New system could speed vaccine and drug testing, boost disease research
University of Texas Medical Branch at Galveston researchers have been awarded a two-year, $1.25 million National Institutes of Health grant to develop a method of custom-growing human lung tissue to make a three-dimensional model for biomedical studies.
The lab-grown piece of lung, about the size of a dime, will form the core of a system intended to provide a powerful new option for testing new vaccines and drugs and studying disease processes in the lung.
“I’m so excited that the NIH is giving us this opportunity,” said UTMB professor Joan Nichols, principal investigator on the project. “We’ve been working on tissue engineering for a long time, and developing this kind of model has always been one of our goals. These systems could really change the paradigm of what we do.”
The NIH is also funding 16 other projects aimed at developing similar models using engineered human tissues, including those for the heart, liver, kidney, intestine and skin. Ultimately, the agency hopes to connect different tissue models together, in order to create a system that could simulate the combined responses of multiple organs.
Although animal models for disease and pharmaceutical testing have a long record of success, experimental models based on engineered human tissues would offer significant advantages to researchers, Nichols said.
“First, it’s a human system, and while you can simulate human responses with animal models, it’s never perfect,” she said. “Second, it’s easily managed, and it scales up easily, because having no animal care makes everything cheaper and easier. And if the thing you’re testing is toxic, it’s just cells — you’re not killing an animal.”
According to Nichols, tissue-engineered models will also give researchers the ability to more easily conduct repeated observations in live tissue and apply advanced imaging techniques such as two-photon microscopy. They should also allow researchers to study diseases for which animal models are either nonexistent or prohibitively expensive, such as hepatitis C and Ebola.
To make engineered lung tissue for the project, Nichols needs to accomplish two main tasks. First, she has to generate a “scaffold,” an extracellular protein network that will give structure to her creation. Then she has to add the right cells in the right quantities to grow tissue that will act as if though it’s part of a real lung.

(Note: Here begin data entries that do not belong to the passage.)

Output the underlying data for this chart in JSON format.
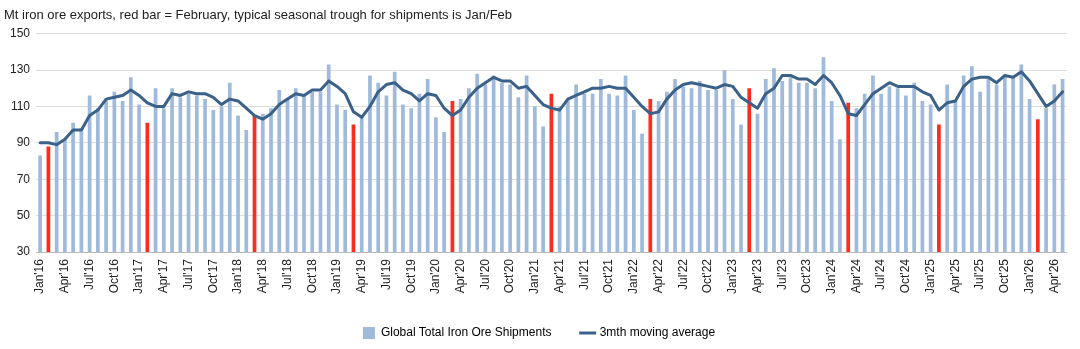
{
  "chart_data": {
    "type": "bar",
    "title": "Mt iron ore exports, red bar = February, typical seasonal trough for shipments is Jan/Feb",
    "categories": [
      "Jan'16",
      null,
      null,
      "Apr'16",
      null,
      null,
      "Jul'16",
      null,
      null,
      "Oct'16",
      null,
      null,
      "Jan'17",
      null,
      null,
      "Apr'17",
      null,
      null,
      "Jul'17",
      null,
      null,
      "Oct'17",
      null,
      null,
      "Jan'18",
      null,
      null,
      "Apr'18",
      null,
      null,
      "Jul'18",
      null,
      null,
      "Oct'18",
      null,
      null,
      "Jan'19",
      null,
      null,
      "Apr'19",
      null,
      null,
      "Jul'19",
      null,
      null,
      "Oct'19",
      null,
      null,
      "Jan'20",
      null,
      null,
      "Apr'20",
      null,
      null,
      "Jul'20",
      null,
      null,
      "Oct'20",
      null,
      null,
      "Jan'21",
      null,
      null,
      "Apr'21",
      null,
      null,
      "Jul'21",
      null,
      null,
      "Oct'21",
      null,
      null,
      "Jan'22",
      null,
      null,
      "Apr'22",
      null,
      null,
      "Jul'22",
      null,
      null,
      "Oct'22",
      null,
      null,
      "Jan'23",
      null,
      null,
      "Apr'23",
      null,
      null,
      "Jul'23",
      null,
      null,
      "Oct'23",
      null,
      null,
      "Jan'24",
      null,
      null,
      "Apr'24",
      null,
      null,
      "Jul'24",
      null,
      null,
      "Oct'24",
      null,
      null,
      "Jan'25",
      null,
      null,
      "Apr'25",
      null,
      null,
      "Jul'25",
      null,
      null,
      "Oct'25",
      null,
      null,
      "Jan'26",
      null,
      null,
      "Apr'26",
      null
    ],
    "series": [
      {
        "name": "Global Total Iron Ore Shipments",
        "color": "#9fbadb",
        "values": [
          83,
          88,
          96,
          92,
          101,
          98,
          116,
          109,
          114,
          118,
          113,
          126,
          111,
          101,
          120,
          109,
          120,
          115,
          117,
          116,
          114,
          108,
          110,
          123,
          105,
          97,
          105,
          106,
          109,
          119,
          114,
          120,
          116,
          118,
          118,
          133,
          111,
          108,
          100,
          104,
          127,
          123,
          116,
          129,
          111,
          109,
          117,
          125,
          104,
          96,
          113,
          114,
          120,
          128,
          122,
          127,
          123,
          122,
          115,
          127,
          110,
          99,
          117,
          110,
          114,
          122,
          117,
          117,
          125,
          117,
          116,
          127,
          108,
          95,
          114,
          113,
          118,
          125,
          121,
          120,
          124,
          119,
          119,
          130,
          114,
          100,
          120,
          106,
          125,
          131,
          124,
          126,
          123,
          123,
          120,
          137,
          113,
          92,
          112,
          109,
          117,
          127,
          117,
          121,
          120,
          116,
          123,
          113,
          111,
          100,
          122,
          113,
          127,
          132,
          118,
          125,
          122,
          127,
          126,
          133,
          114,
          103,
          109,
          122,
          125
        ],
        "colors": [
          "#9fbadb",
          "#ff2b1c",
          "#9fbadb",
          "#9fbadb",
          "#9fbadb",
          "#9fbadb",
          "#9fbadb",
          "#9fbadb",
          "#9fbadb",
          "#9fbadb",
          "#9fbadb",
          "#9fbadb",
          "#9fbadb",
          "#ff2b1c",
          "#9fbadb",
          "#9fbadb",
          "#9fbadb",
          "#9fbadb",
          "#9fbadb",
          "#9fbadb",
          "#9fbadb",
          "#9fbadb",
          "#9fbadb",
          "#9fbadb",
          "#9fbadb",
          "#9fbadb",
          "#ff2b1c",
          "#9fbadb",
          "#9fbadb",
          "#9fbadb",
          "#9fbadb",
          "#9fbadb",
          "#9fbadb",
          "#9fbadb",
          "#9fbadb",
          "#9fbadb",
          "#9fbadb",
          "#9fbadb",
          "#ff2b1c",
          "#9fbadb",
          "#9fbadb",
          "#9fbadb",
          "#9fbadb",
          "#9fbadb",
          "#9fbadb",
          "#9fbadb",
          "#9fbadb",
          "#9fbadb",
          "#9fbadb",
          "#9fbadb",
          "#ff2b1c",
          "#9fbadb",
          "#9fbadb",
          "#9fbadb",
          "#9fbadb",
          "#9fbadb",
          "#9fbadb",
          "#9fbadb",
          "#9fbadb",
          "#9fbadb",
          "#9fbadb",
          "#9fbadb",
          "#ff2b1c",
          "#9fbadb",
          "#9fbadb",
          "#9fbadb",
          "#9fbadb",
          "#9fbadb",
          "#9fbadb",
          "#9fbadb",
          "#9fbadb",
          "#9fbadb",
          "#9fbadb",
          "#9fbadb",
          "#ff2b1c",
          "#9fbadb",
          "#9fbadb",
          "#9fbadb",
          "#9fbadb",
          "#9fbadb",
          "#9fbadb",
          "#9fbadb",
          "#9fbadb",
          "#9fbadb",
          "#9fbadb",
          "#9fbadb",
          "#ff2b1c",
          "#9fbadb",
          "#9fbadb",
          "#9fbadb",
          "#9fbadb",
          "#9fbadb",
          "#9fbadb",
          "#9fbadb",
          "#9fbadb",
          "#9fbadb",
          "#9fbadb",
          "#9fbadb",
          "#ff2b1c",
          "#9fbadb",
          "#9fbadb",
          "#9fbadb",
          "#9fbadb",
          "#9fbadb",
          "#9fbadb",
          "#9fbadb",
          "#9fbadb",
          "#9fbadb",
          "#9fbadb",
          "#ff2b1c",
          "#9fbadb",
          "#9fbadb",
          "#9fbadb",
          "#9fbadb",
          "#9fbadb",
          "#9fbadb",
          "#9fbadb",
          "#9fbadb",
          "#9fbadb",
          "#9fbadb",
          "#9fbadb",
          "#ff2b1c",
          "#9fbadb",
          "#9fbadb",
          "#9fbadb"
        ]
      },
      {
        "name": "3mth moving average",
        "type": "line",
        "color": "#3b6189",
        "values": [
          90,
          90,
          89,
          92,
          97,
          97,
          105,
          108,
          114,
          115,
          116,
          119,
          116,
          112,
          110,
          110,
          117,
          116,
          118,
          117,
          117,
          115,
          111,
          114,
          113,
          109,
          105,
          103,
          106,
          111,
          114,
          117,
          116,
          119,
          119,
          124,
          121,
          117,
          107,
          104,
          110,
          118,
          122,
          123,
          119,
          117,
          113,
          117,
          116,
          109,
          105,
          108,
          115,
          120,
          123,
          126,
          124,
          124,
          120,
          121,
          116,
          111,
          109,
          108,
          114,
          116,
          118,
          120,
          120,
          121,
          120,
          120,
          115,
          110,
          106,
          107,
          114,
          119,
          122,
          123,
          122,
          121,
          120,
          122,
          121,
          115,
          112,
          109,
          117,
          120,
          127,
          127,
          125,
          125,
          122,
          127,
          123,
          116,
          106,
          105,
          111,
          117,
          120,
          123,
          121,
          121,
          121,
          118,
          116,
          108,
          112,
          113,
          121,
          125,
          126,
          126,
          123,
          127,
          126,
          129,
          124,
          117,
          110,
          113,
          118
        ]
      }
    ],
    "ylim": [
      30,
      150
    ],
    "yticks": [
      30,
      50,
      70,
      90,
      110,
      130,
      150
    ],
    "grid": "y",
    "legend": "bottom",
    "marker": "none",
    "line_style": "solid"
  }
}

Nichols plans to either use an artificial scaffold or harvest a natural one from a pig lung, using a process that she and co-investigator Dr. Joaquin Cortiella developed to grow mouse lungs from stem cells. Choosing what kinds of cells to grow on the scaffold, she said, will be a matter of determining the best mix to accomplish two specific objectives: generating fibrosis, an all-too-common response to drug toxicity; and testing her system’s responses to different strains of influenza.
“Like any organ, the lung has a lot of different cell types in it,” Nichols said. “These tissues can be as complex as we want, but it’s best to just start very simple and then build off of that — we can evaluate the responses of just pneumocytes, or endothelial cells and pneumocytes together, or endothelial cells and pneumocytes and immune cells, like macrophages and neutrophils. It’s important to know what each individual piece does.”
Nichols is confident that she’ll be able to meet the goals the NIH has set for the two-year award, opening up the possibility that she’ll be selected to participate in the three-year-long second phase of the project. “After this we will probably join with whoever got kidney, whoever got liver, whoever got skin and so on, as well as whoever’s making the system that this will all go in,” she said. “Then we’ll have something really significant, with all these units linked together interacting with each other, very much like your body would normally.”